TerragraphはWiGigベースの無線システムを備え、既存のテレコムインフラと比較すると安価にノードを構築できるという。IPv6オンリーノード、SDNライクなクラウドコンピューティング制御、モジュラールーティングプロトコルなどFacebookのデータセンターインフラ技術も活用するという。ネットワーク効率は最大で6倍改善できるとしている。
Project ARIESのARIESはAntenna Radio Integration for Efficiency in Spectrumの略で、データ信号の効率よい伝送技術のプロジェクト。周波数帯の効率化とともにカバレージの拡大も図る。96のアンテナを搭載した基地局を利用し、同一の周波数帯で24ストリームを同時サポートできるという。現在、1Hzあたり71bpsのスペクトラム効率を実現しており、最終的には1Hzあたり100bpsを目指す。
TerragraphはFacebook本社のあるメンロパークで実証実験を行なっており、今後サンノゼでトライアルをする予定という。Project ARIESは最初のテストベットが稼働中とのこと。2つともFacebookのConnectivity Labで開発したもので、同社が推進するTelecom Infra Projectで仕様を公開する。
新興国向けにインターネット接続をInternet.orgと推進する
ただし、インドでは挫折
TerragraphとARIESはFacebook初の無線アクセス技術ではない。Facebookはすでに衛星を使ったものや、ドローンによる無線通信プロジェクトAquilaを進めている。同社の共同創業者兼CEO、Mark Zuckerberg氏によると、Aquilaは「ボーイング747ぐらいの大きさで重量は車並み」。太陽熱を利用し、赤外レーザービームを使うことで、少ない電力で光ファイバーレベルのデータ通信が可能という。2月末時点で2機目を構築中とのことだった。
これらの取り組みは、Facebookが中心となってすすめるInternet.orgの一部だ(Connectivity LabはInternet.orgの下に入っている)。Internet.orgは同社が2013年にNokia、Ericsson、MediaTek、Qualcomm、Samsungらとともに立ち上げた非営利団体。その名のとおり、インターネットへのアクセスが困難な途上国などの地域でインターネットを普及させるというものだ。
他の設立メンバーがInternet.orgをプッシュする場面はあまり見かけないが、Facebookは積極的にInternet.orgを推進している。最初の取り組みである「Free Basics」は、各地のキャリアと提携し基本的なサービス(ヘルスケア情報やビジネス関連の情報など「基本」の定義は地域により異なるが、Facebookはもちろん必須)へ無料でアクセスできるというもの。
インターネット上のサービスを体験すれば、対価を払ってでも利用するようになるだろうというのがZuckerberg氏の読みだ。アフリカ、アジア、南米の3地区で合計35ヵ国以上でローンチしている。

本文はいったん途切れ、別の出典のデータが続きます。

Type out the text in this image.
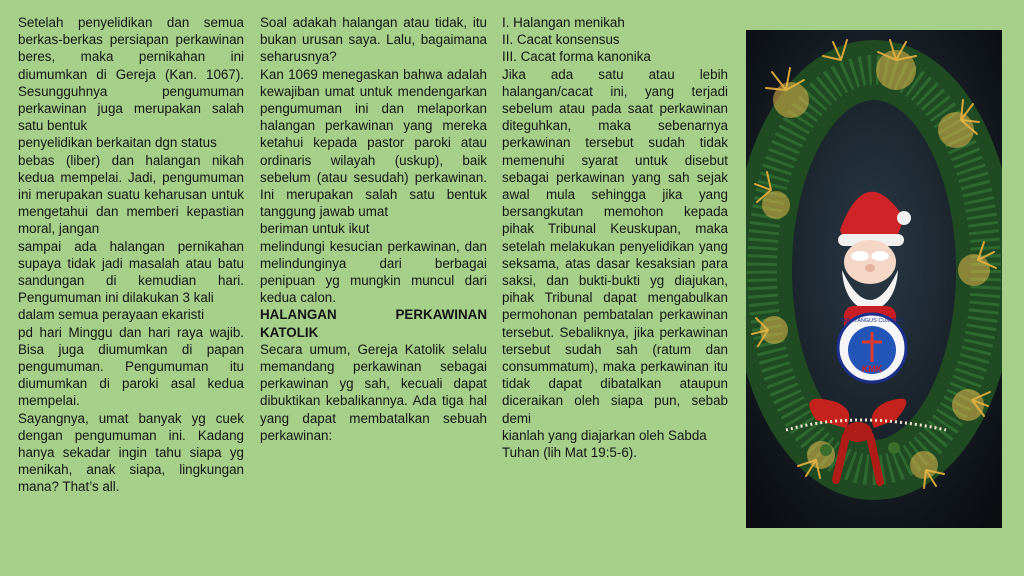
Setelah penyelidikan dan semua berkas-berkas persiapan perkawinan beres, maka pernikahan ini diumumkan di Gereja (Kan. 1067). Sesungguhnya pengumuman perkawinan juga merupakan salah satu bentuk

penyelidikan berkaitan dgn status

bebas (liber) dan halangan nikah kedua mempelai. Jadi, pengumuman ini merupakan suatu keharusan untuk mengetahui dan memberi kepastian moral, jangan

sampai ada halangan pernikahan supaya tidak jadi masalah atau batu sandungan di kemudian hari. Pengumuman ini dilakukan 3 kali

dalam semua perayaan ekaristi

pd hari Minggu dan hari raya wajib. Bisa juga diumumkan di papan pengumuman. Pengumuman itu diumumkan di paroki asal kedua mempelai.

Sayangnya, umat banyak yg cuek dengan pengumuman ini. Kadang hanya sekadar ingin tahu siapa yg menikah, anak siapa, lingkungan mana? That’s all.

Soal adakah halangan atau tidak, itu bukan urusan saya. Lalu, bagaimana seharusnya?

Kan 1069 menegaskan bahwa adalah kewajiban umat untuk mendengarkan pengumuman ini dan melaporkan halangan perkawinan yang mereka ketahui kepada pastor paroki atau ordinaris wilayah (uskup), baik sebelum (atau sesudah) perkawinan. Ini merupakan salah satu bentuk tanggung jawab umat

beriman untuk ikut

melindungi kesucian perkawinan, dan melindunginya dari berbagai penipuan yg mungkin muncul dari kedua calon.

HALANGAN PERKAWINAN KATOLIK

Secara umum, Gereja Katolik selalu memandang perkawinan sebagai perkawinan yg sah, kecuali dapat dibuktikan kebalikannya. Ada tiga hal yang dapat membatalkan sebuah perkawinan:

I. Halangan menikah

II. Cacat konsensus

III. Cacat forma kanonika

Jika ada satu atau lebih halangan/cacat ini, yang terjadi sebelum atau pada saat perkawinan diteguhkan, maka sebenarnya perkawinan tersebut sudah tidak memenuhi syarat untuk disebut sebagai perkawinan yang sah sejak awal mula sehingga jika yang bersangkutan memohon kepada pihak Tribunal Keuskupan, maka setelah melakukan penyelidikan yang seksama, atas dasar kesaksian para saksi, dan bukti-bukti yg diajukan, pihak Tribunal dapat mengabulkan permohonan pembatalan perkawinan tersebut. Sebaliknya, jika perkawinan tersebut sudah sah (ratum dan consummatum), maka perkawinan itu tidak dapat dibatalkan ataupun diceraikan oleh siapa pun, sebab demi

kianlah yang diajarkan oleh Sabda Tuhan (lih Mat 19:5-6).

SEBAYANGUS CUM DEO
KMK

だが、このFree Basicsは今年初めに大きな障壁にぶちあたった。インド政府がネット中立性に反するという理由でFree Basicsを禁止したのだ。インドはInternet.orgがターゲットとする新興国市場では最大規模であり、インパクトも大きい。
重要な市場で失敗した格好だが、Zuckerberg氏は2月末のMobile World Congress(MWC)で「残念だ」としながらも、「我々は失敗から学ぶ。インドで学んだことは国により異なるということ」と持ち前の前向きさをアピール。「(Internet.orgは合計で)1900万人がインターネットに接続するのを支援した。すばらしい第一歩を踏み出している」と成功を強調した。